Флейта Нимма | страница 47
— С чем пожаловал? — спросила она.
Художник в некотором роде предвидел этот вопрос. На его родине был обычай — если идешь в гости непрошенным, то бери с собой какое-нибудь угощение для хозяев. Поэтому перед выездом из Пелта прихватил с собой местной выпечки, здорово напоминавшей архипелаговские пончики с орехами.

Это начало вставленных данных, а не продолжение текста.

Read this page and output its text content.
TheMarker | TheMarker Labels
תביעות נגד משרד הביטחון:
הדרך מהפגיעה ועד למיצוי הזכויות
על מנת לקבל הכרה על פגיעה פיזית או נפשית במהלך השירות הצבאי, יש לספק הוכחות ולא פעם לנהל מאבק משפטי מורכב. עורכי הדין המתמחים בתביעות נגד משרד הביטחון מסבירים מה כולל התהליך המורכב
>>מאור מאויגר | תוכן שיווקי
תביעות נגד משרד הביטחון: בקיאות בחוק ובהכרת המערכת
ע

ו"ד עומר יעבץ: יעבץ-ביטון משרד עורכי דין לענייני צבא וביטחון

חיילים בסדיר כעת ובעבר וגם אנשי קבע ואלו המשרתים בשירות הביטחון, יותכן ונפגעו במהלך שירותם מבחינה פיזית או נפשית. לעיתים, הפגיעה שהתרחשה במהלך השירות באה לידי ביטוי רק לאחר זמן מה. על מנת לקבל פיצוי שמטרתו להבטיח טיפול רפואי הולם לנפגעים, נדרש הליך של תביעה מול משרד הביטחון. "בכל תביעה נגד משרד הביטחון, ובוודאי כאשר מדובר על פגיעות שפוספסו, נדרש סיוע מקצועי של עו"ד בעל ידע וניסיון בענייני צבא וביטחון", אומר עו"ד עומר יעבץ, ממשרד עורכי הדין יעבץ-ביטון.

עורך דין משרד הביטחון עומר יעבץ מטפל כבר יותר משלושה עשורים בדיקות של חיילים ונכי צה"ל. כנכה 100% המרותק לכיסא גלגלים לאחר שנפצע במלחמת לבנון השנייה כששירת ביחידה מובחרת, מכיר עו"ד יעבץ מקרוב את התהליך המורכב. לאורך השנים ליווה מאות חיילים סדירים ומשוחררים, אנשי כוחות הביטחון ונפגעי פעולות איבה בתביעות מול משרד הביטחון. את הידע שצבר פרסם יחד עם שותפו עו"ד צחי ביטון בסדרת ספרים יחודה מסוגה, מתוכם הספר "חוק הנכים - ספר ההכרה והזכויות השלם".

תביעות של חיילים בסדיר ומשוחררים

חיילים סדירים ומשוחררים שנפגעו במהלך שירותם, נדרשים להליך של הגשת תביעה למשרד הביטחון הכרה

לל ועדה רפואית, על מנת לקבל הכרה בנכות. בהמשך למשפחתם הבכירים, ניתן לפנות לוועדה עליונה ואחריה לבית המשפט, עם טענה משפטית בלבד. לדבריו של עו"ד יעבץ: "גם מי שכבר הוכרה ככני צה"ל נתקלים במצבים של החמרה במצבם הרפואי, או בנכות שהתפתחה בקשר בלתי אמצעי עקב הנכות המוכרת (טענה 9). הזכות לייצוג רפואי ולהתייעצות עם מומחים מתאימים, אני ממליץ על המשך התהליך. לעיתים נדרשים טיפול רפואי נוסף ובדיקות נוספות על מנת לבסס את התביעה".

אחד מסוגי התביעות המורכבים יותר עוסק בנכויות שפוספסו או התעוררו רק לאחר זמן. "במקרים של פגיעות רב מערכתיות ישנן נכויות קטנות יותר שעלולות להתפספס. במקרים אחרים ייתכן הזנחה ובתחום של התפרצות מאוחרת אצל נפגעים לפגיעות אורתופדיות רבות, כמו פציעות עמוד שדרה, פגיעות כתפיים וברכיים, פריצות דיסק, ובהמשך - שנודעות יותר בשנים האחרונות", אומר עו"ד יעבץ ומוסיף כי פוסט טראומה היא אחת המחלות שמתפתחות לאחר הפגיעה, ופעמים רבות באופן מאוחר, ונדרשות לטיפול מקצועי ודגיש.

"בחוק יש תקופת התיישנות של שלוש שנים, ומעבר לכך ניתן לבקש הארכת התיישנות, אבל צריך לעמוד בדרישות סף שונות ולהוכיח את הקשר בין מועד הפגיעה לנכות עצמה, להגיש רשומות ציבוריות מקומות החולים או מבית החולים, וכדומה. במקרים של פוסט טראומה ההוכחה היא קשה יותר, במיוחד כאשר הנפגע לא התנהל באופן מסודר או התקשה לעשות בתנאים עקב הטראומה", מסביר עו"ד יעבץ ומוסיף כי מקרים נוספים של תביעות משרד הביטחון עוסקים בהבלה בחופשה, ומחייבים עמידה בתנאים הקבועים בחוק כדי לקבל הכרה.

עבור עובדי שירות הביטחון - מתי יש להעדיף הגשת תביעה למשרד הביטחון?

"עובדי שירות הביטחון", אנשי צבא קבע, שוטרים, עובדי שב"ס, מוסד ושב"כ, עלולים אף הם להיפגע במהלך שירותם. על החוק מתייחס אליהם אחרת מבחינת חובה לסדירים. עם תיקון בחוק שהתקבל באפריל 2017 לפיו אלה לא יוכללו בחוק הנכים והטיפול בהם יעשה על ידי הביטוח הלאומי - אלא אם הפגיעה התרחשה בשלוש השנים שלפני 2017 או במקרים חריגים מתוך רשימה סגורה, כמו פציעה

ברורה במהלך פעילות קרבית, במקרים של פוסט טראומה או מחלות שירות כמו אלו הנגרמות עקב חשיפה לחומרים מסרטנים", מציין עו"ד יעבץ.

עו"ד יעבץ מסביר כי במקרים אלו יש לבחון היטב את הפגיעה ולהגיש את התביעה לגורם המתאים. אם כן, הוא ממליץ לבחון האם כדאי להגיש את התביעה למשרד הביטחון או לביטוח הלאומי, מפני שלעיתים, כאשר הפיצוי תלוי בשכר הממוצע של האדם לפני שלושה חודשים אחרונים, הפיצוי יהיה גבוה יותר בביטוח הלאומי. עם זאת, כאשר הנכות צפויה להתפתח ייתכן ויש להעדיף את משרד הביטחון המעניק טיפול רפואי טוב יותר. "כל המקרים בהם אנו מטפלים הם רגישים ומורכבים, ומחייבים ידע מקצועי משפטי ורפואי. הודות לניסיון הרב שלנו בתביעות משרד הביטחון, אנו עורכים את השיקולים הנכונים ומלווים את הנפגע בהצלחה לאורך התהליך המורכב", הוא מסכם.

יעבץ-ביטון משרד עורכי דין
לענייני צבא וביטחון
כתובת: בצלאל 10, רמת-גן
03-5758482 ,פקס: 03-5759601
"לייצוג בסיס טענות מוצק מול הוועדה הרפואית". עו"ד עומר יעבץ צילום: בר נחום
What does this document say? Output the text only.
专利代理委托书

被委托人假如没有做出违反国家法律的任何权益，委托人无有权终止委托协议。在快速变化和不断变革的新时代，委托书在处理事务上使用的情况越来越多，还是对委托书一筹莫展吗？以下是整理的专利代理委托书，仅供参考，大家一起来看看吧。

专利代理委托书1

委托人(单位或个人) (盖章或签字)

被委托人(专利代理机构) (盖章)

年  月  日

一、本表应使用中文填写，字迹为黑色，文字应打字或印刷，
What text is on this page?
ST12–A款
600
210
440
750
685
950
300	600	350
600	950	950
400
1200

Однако лицо старухи восторга по поводу угощения не выразило.
— Отрава, — сказала она, и, залившись слезами, исчезла в сарае. Дверь за собой она не захлопнула. Художник, поколебавшись, последовал за ней.
Жилище выглядело неопрятным. Тут и там валялись кучи мусора и немытой посуды, а один угол даже был залит какой-то жидкостью, над которой вились мелкие мушки.
— Это Шакти, — сказал кто-то. — Шакти ноет. Не то что обаятельная и привлекательная я. О, мальчик! Мальчик, хочешь поесть? А меня? Зна-а-аю, хо-очешь…
"Мальчик", которому к тому моменту исполнилось пятьдесят пять, обернулся. В углу перед зеркалом, жутко размалеванная, сидела еще одна сестра. Встреть он ее на улице, он бы принял ее за престарелую проститутку. Она тянула к нему жирно накрашенные губы и делала манящие жесты рукой.
— Ну иди, иди же ко мне, — зазывала она. — Ты же любишь свою Шаати, дорогой? Она начала раздеваться, обнажая старую, морщинистую плоть.
Художник попятился и наткнулся на что-то гудящее. Или кого-то.
Еще одна сестра. Она сидела на месте и раскачивалась из стороны в сторону, сопровождая каждое движение усилением тона.
Краем глаза он заметил какое-то движение, а затем… затем все пропало.
И вроде казалось, что кошмар кончился, но боль продолжалась. Аллегри осознал это, когда попробовал стряхнуть что-то давящее и холодное со своего лба. В результате он получил легкий шлепок по здоровому плечу, который все равно отозвался болью в другом, по ощущениям — раздавленном.
Художник застонал.
— Не умеешь ты с женщинами обращаться.
Голос, в первую очередь, звучал спокойно и ничего от него не требовал, поэтому художник слегка расслабился. Поверхность земли волновалась… постойте, волновалась???
Он резко, рывком, сел. Тело взорвалось болью, и Аллегри, охая, приземлился обратно.
Его снова окружали туман и разноцветный кисель, только теперь он был в лодке и не один. На противоположном конце лодки сидела одна из сестер.
Художник отпрянул, когда она попыталась вернуть ему мокрую повязку на голову.
— Сиди спокойно! — рявкнула женщина, затем смягчилась. — Не тронул бы Шанти, Шарти на тебя бы не напала. Может быть. И, в конце концов, стоило спросить разрешения, прежде чем входить в наше жилище, — взгляд старой женщины должен был выражать осуждение, однако она, кажется, просто сообщала лучший способ действия.